Murai K, Tachibana N, Okayama A, Shishime E, Tsuda K, Oshikawa T
Second Department of Medicine, Miyazaki Medical School, Japan.
Microbiol Immunol. 1992;36(11):1145-53. doi: 10.1111/j.1348-0421.1992.tb02118.x.

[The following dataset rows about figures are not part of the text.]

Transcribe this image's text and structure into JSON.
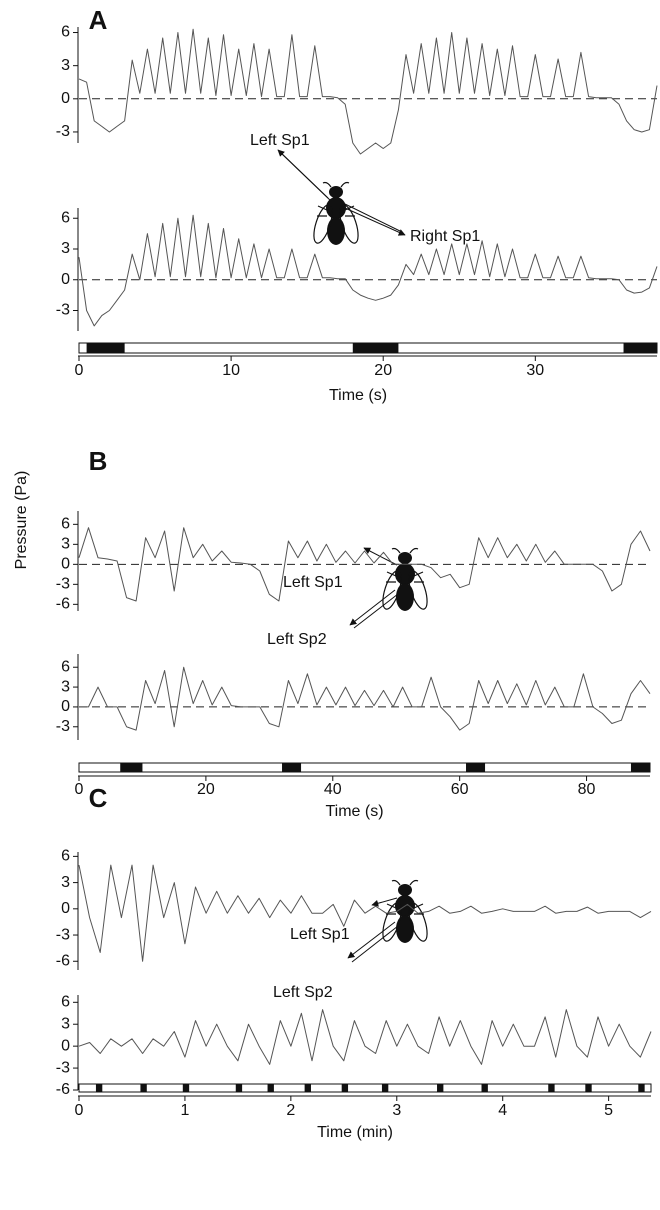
{
  "ylabel": "Pressure (Pa)",
  "chart_data": [
    {
      "type": "line",
      "panel": "A",
      "xlabel": "Time (s)",
      "xlim": [
        0,
        38
      ],
      "xticks": [
        0,
        10,
        20,
        30
      ],
      "zero_line": "dashed",
      "color": "#555555",
      "annotations": [
        "Left Sp1",
        "Right Sp1"
      ],
      "light_periods": [
        [
          0.5,
          3
        ],
        [
          18,
          21
        ],
        [
          35.8,
          38
        ]
      ],
      "x": [
        0,
        0.5,
        1,
        1.5,
        2,
        2.5,
        3,
        3.5,
        4,
        4.5,
        5,
        5.5,
        6,
        6.5,
        7,
        7.5,
        8,
        8.5,
        9,
        9.5,
        10,
        10.5,
        11,
        11.5,
        12,
        12.5,
        13,
        13.5,
        14,
        14.5,
        15,
        15.5,
        16,
        16.5,
        17,
        17.5,
        18,
        18.5,
        19,
        19.5,
        20,
        20.5,
        21,
        21.5,
        22,
        22.5,
        23,
        23.5,
        24,
        24.5,
        25,
        25.5,
        26,
        26.5,
        27,
        27.5,
        28,
        28.5,
        29,
        29.5,
        30,
        30.5,
        31,
        31.5,
        32,
        32.5,
        33,
        33.5,
        34,
        34.5,
        35,
        35.5,
        36,
        36.5,
        37,
        37.5,
        38
      ],
      "series": [
        {
          "ylim": [
            -4,
            6.5
          ],
          "yticks": [
            -3,
            0,
            3,
            6
          ],
          "values": [
            1.8,
            1.5,
            -2,
            -2.5,
            -3,
            -2.5,
            -2,
            3.5,
            0.5,
            4.5,
            0.5,
            5.5,
            0.5,
            6,
            0.5,
            6.3,
            0.5,
            5.5,
            0.3,
            5.8,
            0.3,
            4.5,
            0.3,
            5,
            0.2,
            4.5,
            0.2,
            0.2,
            5.8,
            0.2,
            0.2,
            4.8,
            0.2,
            0.2,
            0.1,
            -0.5,
            -4,
            -5,
            -4.5,
            -4,
            -4.5,
            -4,
            -1,
            4,
            0.5,
            5,
            0.5,
            5.5,
            0.5,
            6,
            0.5,
            5.5,
            0.5,
            5,
            0.3,
            4.5,
            0.3,
            4.8,
            0.2,
            0.2,
            4,
            0.2,
            0.2,
            3.6,
            0.2,
            0.2,
            4.2,
            0.2,
            0.1,
            0.1,
            0.1,
            -0.5,
            -2,
            -2.8,
            -3,
            -2.8,
            1.2
          ]
        },
        {
          "ylim": [
            -5,
            7
          ],
          "yticks": [
            -3,
            0,
            3,
            6
          ],
          "values": [
            2.2,
            -3,
            -4.5,
            -3.5,
            -3,
            -2,
            -1,
            2.5,
            0,
            4.5,
            0.3,
            5.5,
            0.3,
            6,
            0.3,
            6.3,
            0.3,
            5.5,
            0.2,
            5,
            0.2,
            4,
            0.2,
            3.5,
            0.2,
            3,
            0.2,
            0.2,
            3,
            0.2,
            0.2,
            2.5,
            0.2,
            0.2,
            0.1,
            0.1,
            -1,
            -1.5,
            -1.8,
            -2,
            -1.8,
            -1.5,
            -0.5,
            1.5,
            0.5,
            2.5,
            0.5,
            3,
            0.5,
            3.5,
            0.5,
            3.5,
            0.5,
            3.8,
            0.3,
            3.5,
            0.3,
            3,
            0.2,
            0.2,
            2.5,
            0.2,
            0.2,
            2.3,
            0.2,
            0.2,
            2.3,
            0.2,
            0.1,
            0.1,
            0.1,
            0,
            -1,
            -1.3,
            -1.2,
            -0.8,
            1.3
          ]
        }
      ]
    },
    {
      "type": "line",
      "panel": "B",
      "xlabel": "Time (s)",
      "xlim": [
        0,
        90
      ],
      "xticks": [
        0,
        20,
        40,
        60,
        80
      ],
      "zero_line": "dashed",
      "color": "#555555",
      "annotations": [
        "Left Sp1",
        "Left Sp2"
      ],
      "light_periods": [
        [
          6.5,
          10
        ],
        [
          32,
          35
        ],
        [
          61,
          64
        ],
        [
          87,
          90
        ]
      ],
      "x": [
        0,
        1.5,
        3,
        4.5,
        6,
        7.5,
        9,
        10.5,
        12,
        13.5,
        15,
        16.5,
        18,
        19.5,
        21,
        22.5,
        24,
        25.5,
        27,
        28.5,
        30,
        31.5,
        33,
        34.5,
        36,
        37.5,
        39,
        40.5,
        42,
        43.5,
        45,
        46.5,
        48,
        49.5,
        51,
        52.5,
        54,
        55.5,
        57,
        58.5,
        60,
        61.5,
        63,
        64.5,
        66,
        67.5,
        69,
        70.5,
        72,
        73.5,
        75,
        76.5,
        78,
        79.5,
        81,
        82.5,
        84,
        85.5,
        87,
        88.5,
        90
      ],
      "series": [
        {
          "ylim": [
            -7,
            8
          ],
          "yticks": [
            -6,
            -3,
            0,
            3,
            6
          ],
          "values": [
            1,
            5.5,
            1,
            0.8,
            0.5,
            -5,
            -5.5,
            4,
            1,
            5,
            -4,
            5.5,
            1,
            3,
            0.5,
            2,
            0.3,
            0.2,
            0,
            -1,
            -4.5,
            -5.5,
            3.5,
            1,
            3.5,
            0.5,
            3,
            0.3,
            2,
            0.2,
            2,
            0.2,
            1.8,
            0,
            0,
            0,
            0,
            -0.5,
            -2,
            -1.5,
            -3.5,
            -3,
            4,
            1,
            4,
            1,
            3,
            0.5,
            3,
            0.3,
            2,
            0,
            0,
            0,
            0,
            -1,
            -4,
            -3,
            3,
            5,
            2
          ]
        },
        {
          "ylim": [
            -5,
            8
          ],
          "yticks": [
            -3,
            0,
            3,
            6
          ],
          "values": [
            0,
            0,
            3,
            0,
            0,
            -3,
            -3.5,
            4,
            0.5,
            5.5,
            -3,
            6,
            0.5,
            4,
            0.3,
            3,
            0.2,
            0,
            0,
            0,
            -2.5,
            -3,
            4,
            0.5,
            5,
            0.3,
            3,
            0.3,
            3,
            0.2,
            2.5,
            0.2,
            2.5,
            0,
            3,
            0,
            0,
            4.5,
            0,
            -1.5,
            -3.5,
            -2.5,
            4,
            0.5,
            4,
            0.5,
            3.5,
            0.3,
            4,
            0.3,
            3,
            0,
            0,
            5,
            0,
            -1,
            -2.5,
            -2,
            2,
            4,
            2
          ]
        }
      ]
    },
    {
      "type": "line",
      "panel": "C",
      "xlabel": "Time (min)",
      "xlim": [
        0,
        5.4
      ],
      "xticks": [
        0,
        1,
        2,
        3,
        4,
        5
      ],
      "zero_line": "none",
      "color": "#555555",
      "annotations": [
        "Left Sp1",
        "Left Sp2"
      ],
      "light_periods": [
        [
          0.16,
          0.22
        ],
        [
          0.58,
          0.64
        ],
        [
          0.98,
          1.04
        ],
        [
          1.48,
          1.54
        ],
        [
          1.78,
          1.84
        ],
        [
          2.13,
          2.19
        ],
        [
          2.48,
          2.54
        ],
        [
          2.86,
          2.92
        ],
        [
          3.38,
          3.44
        ],
        [
          3.8,
          3.86
        ],
        [
          4.43,
          4.49
        ],
        [
          4.78,
          4.84
        ],
        [
          5.28,
          5.34
        ]
      ],
      "x": [
        0,
        0.1,
        0.2,
        0.3,
        0.4,
        0.5,
        0.6,
        0.7,
        0.8,
        0.9,
        1.0,
        1.1,
        1.2,
        1.3,
        1.4,
        1.5,
        1.6,
        1.7,
        1.8,
        1.9,
        2.0,
        2.1,
        2.2,
        2.3,
        2.4,
        2.5,
        2.6,
        2.7,
        2.8,
        2.9,
        3.0,
        3.1,
        3.2,
        3.3,
        3.4,
        3.5,
        3.6,
        3.7,
        3.8,
        3.9,
        4.0,
        4.1,
        4.2,
        4.3,
        4.4,
        4.5,
        4.6,
        4.7,
        4.8,
        4.9,
        5.0,
        5.1,
        5.2,
        5.3,
        5.4
      ],
      "series": [
        {
          "ylim": [
            -7,
            6.5
          ],
          "yticks": [
            -6,
            -3,
            0,
            3,
            6
          ],
          "values": [
            5,
            -1,
            -5,
            5,
            -1,
            5,
            -6,
            5,
            -1,
            3,
            -4,
            2.5,
            -0.5,
            2,
            -0.5,
            1.5,
            -0.5,
            1.2,
            -1,
            1,
            -0.5,
            1.5,
            -0.5,
            -0.5,
            0.5,
            -2,
            1,
            -0.5,
            0.3,
            -0.5,
            -0.3,
            0.5,
            -0.5,
            -0.3,
            0.3,
            -0.5,
            -0.3,
            0.3,
            -0.5,
            -0.3,
            0,
            -0.3,
            -0.3,
            -0.3,
            0.3,
            -0.5,
            -0.3,
            -0.3,
            0.2,
            -0.5,
            -0.3,
            -0.3,
            -0.3,
            -1,
            -0.3
          ]
        },
        {
          "ylim": [
            -6,
            7
          ],
          "yticks": [
            -6,
            -3,
            0,
            3,
            6
          ],
          "values": [
            0,
            0.5,
            -1,
            1,
            0,
            1,
            -1,
            1,
            0,
            2,
            -1.5,
            3.5,
            0,
            3,
            0,
            -2,
            3,
            0,
            -2.5,
            3.5,
            0,
            4.5,
            -2,
            5,
            0,
            -2,
            3.5,
            0,
            -1,
            3.5,
            0,
            3,
            0,
            -1,
            4,
            0,
            3.5,
            0,
            -2.5,
            3.5,
            0,
            3,
            0,
            0,
            4,
            -1.5,
            5,
            0,
            -1.5,
            4,
            0,
            3,
            0,
            -1.5,
            2
          ]
        }
      ]
    }
  ]
}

We developed a nested polymerase chain reaction (PCR) method to detect Rickettsia tsutsugamushi (R. tsutsugamushi) DNA and determined its sensitivity. Primers were selected from the DNA sequence of the 58-kDa group-specific antigen gene of the Karp strain. The target sequence of rickettsial DNA was detectable as the band corresponding to 88 bp in 1.0 microgram of the DNA extracted from BS-C-1 cells infected with R. tsutsugamushi. Rickettsia-specific bands were observed not only for the homologous Karp strain, but also for four heterologous strains: two other reference strains (Gilliam and Kato) and two prototype strains prevalent in Miyazaki district (Irie and Hirano). The minimum copy number detectable by this method was estimated to be five rickettsiae. All of nine peripheral blood mononuclear cell samples from patients with tsutsugamushi disease who were seen 2-11 days after disease onset tested positive for rickettsial DNA. The PCR assay method presented here could be a specific diagnostic tool for tsutsugamushi disease, especially in its early acute stage.
我们开发了一种巢式聚合酶链反应(PCR)方法来检测恙虫病东方体(R. tsutsugamushi)DNA,并确定其敏感性。引物是从Karp株58-kDa群特异性抗原基因的DNA序列中选择的。从感染恙虫病东方体的BS-C-1细胞中提取的1.0微克DNA中,立克次体DNA的目标序列可检测为对应于88 bp的条带。不仅在同源的Karp株中观察到立克次体特异性条带,而且在四种异源株中也观察到:另外两种参考株(Gilliam和Kato)以及在宫崎地区流行的两种原型株(Irie和Hirano)。该方法可检测到的最小拷贝数估计为五个恙虫病东方体。在发病后2-11天就诊的恙虫病患者的所有九个外周血单核细胞样本的立克次体DNA检测均呈阳性。本文介绍的PCR检测方法可能是恙虫病的一种特异性诊断工具,尤其是在其早期急性期。